Figure 5. Schéma des mouvements pour la toile sur un métier à deux lisses dans un cahier de notes

F. Carraro

22 Les élèves passent beaucoup de temps sur cette armure : on leur demande de tisser et
de se concentrer sur l’alternance des fils, des lisses et des gestes, sur la force avec
laquelle il faut tasser la trame pour que le tissu soit régulier, et sur les lisières qui
doivent être rectilignes, indice d’un tissage bien fait. Cet exercice, élémentaire et « peu
épanouissant », peut se révéler plus difficile que prévu : « il faut être attentif » et « dans
le bon état d’esprit » constate Sara après quelques essais. Mais c’est aussi en tissant de
la toile que les élèves sont initiés aux effets de décor que l’on peut réaliser en
introduisant des fils de couleurs différentes en chaîne et en trame tout en suivant la
même logique de lever les fils pairs, puis impairs.

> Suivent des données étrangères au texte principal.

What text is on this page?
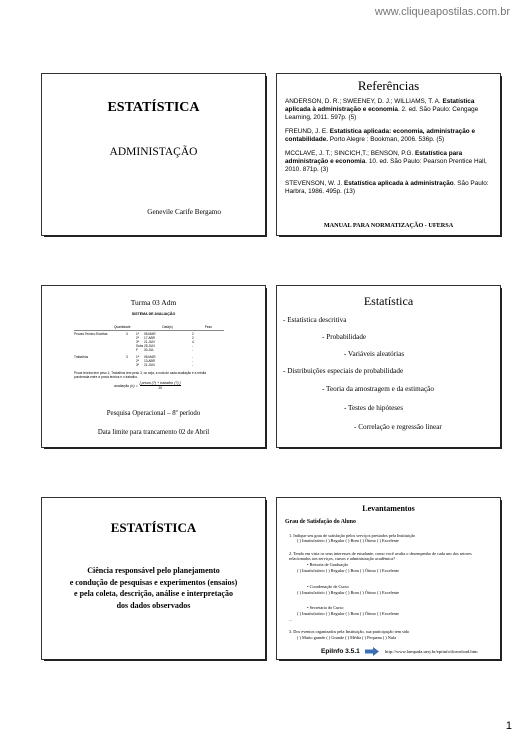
www.cliqueapostilas.com.br
ESTATÍSTICA
ADMINISTAÇÃO
Genevile Carife Bergamo
Referências
ANDERSON, D. R.; SWEENEY, D. J.; WILLIAMS, T. A. Estatística aplicada à administração e economia. 2. ed. São Paulo: Cengage Learning, 2011. 597p. (5)
FREUND, J. E. Estatística aplicada: economia, administração e contabilidade. Porto Alegre : Bookman, 2006. 536p. (5)
MCCLAVE, J. T.; SINCICH,T.; BENSON, P.G. Estatística para administração e economia. 10. ed. São Paulo: Pearson Prentice Hall, 2010. 871p. (3)
STEVENSON, W. J. Estatística aplicada à administração. São Paulo: Harbra, 1986. 495p. (13)
MANUAL PARA NORMATIZAÇÃO - UFERSA
Turma 03 Adm
SISTEMA DE AVALIAÇÃO
Quantidade	Data(s)	Peso
Provas Teórico-Escritas	3	1ª	06.MAR	2
2ª	17.ABR	2
3ª	21.JUN	4
Subs 25.JUN	-
F	30.JUL	-
Trabalhos	3	1ª	06.MAR	-
2ª	13.ABR	-
3ª	21.JUN	-
Prova teórica tem peso 1; Trabalhos tem peso 3, ou seja, a nota de cada avaliação é a média ponderada entre a prova teórica e o trabalho.
avaliação (n) =
[ prova (?) + trabalho (?) ]
10
Pesquisa Operacional – 8º período
Data limite para trancamento 02 de Abril
Estatística
- Estatística descritiva
- Probabilidade
- Variáveis aleatórias
- Distribuições especiais de probabilidade
- Teoria da amostragem e da estimação
- Testes de hipóteses
- Correlação e regressão linear
ESTATÍSTICA
Ciência responsável pelo planejamento
e condução de pesquisas e experimentos (ensaios)
e pela coleta, descrição, análise e interpretação
dos dados observados
Levantamentos
Grau de Satisfação do Aluno
1. Indique seu grau de satisfação pelos serviços prestados pela Instituição
( ) Insatisfatório ( ) Regular ( ) Bom ( ) Ótimo ( ) Excelente
2. Tendo em vista os seus interesses de estudante, como você avalia o desempenho de cada um dos setores relacionados aos serviços, cursos e administração acadêmica?
• Reitoria de Graduação
( ) Insatisfatório ( ) Regular ( ) Bom ( ) Ótimo ( ) Excelente
• Coordenação de Curso
( ) Insatisfatório ( ) Regular ( ) Bom ( ) Ótimo ( ) Excelente
• Secretaria do Curso
( ) Insatisfatório ( ) Regular ( ) Bom ( ) Ótimo ( ) Excelente
...
3. Dos eventos organizados pela Instituição, sua participação tem sido
( ) Muito grande ( ) Grande ( ) Média ( ) Pequena ( ) Nula
EpiInfo 3.5.1	http://www.lampada.uerj.br/epiinfo/download.htm
1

23 « Un fil en haut, un fil en bas » : par ce rythme, qui est à la fois celui des gestes du
tisserand, du mouvement des lisses et de la position des fils dans le tissu, l’élève met en
correspondance les éléments qui composent l’armure et, au demeurant, il comprend
que ce qu’il voit à la surface tissée ne constitue qu’un « effet » de celle-ci. Un
entrecroisement de fils trop serré ou trop lâche, ou un fil sauté peuvent le faire
disparaître.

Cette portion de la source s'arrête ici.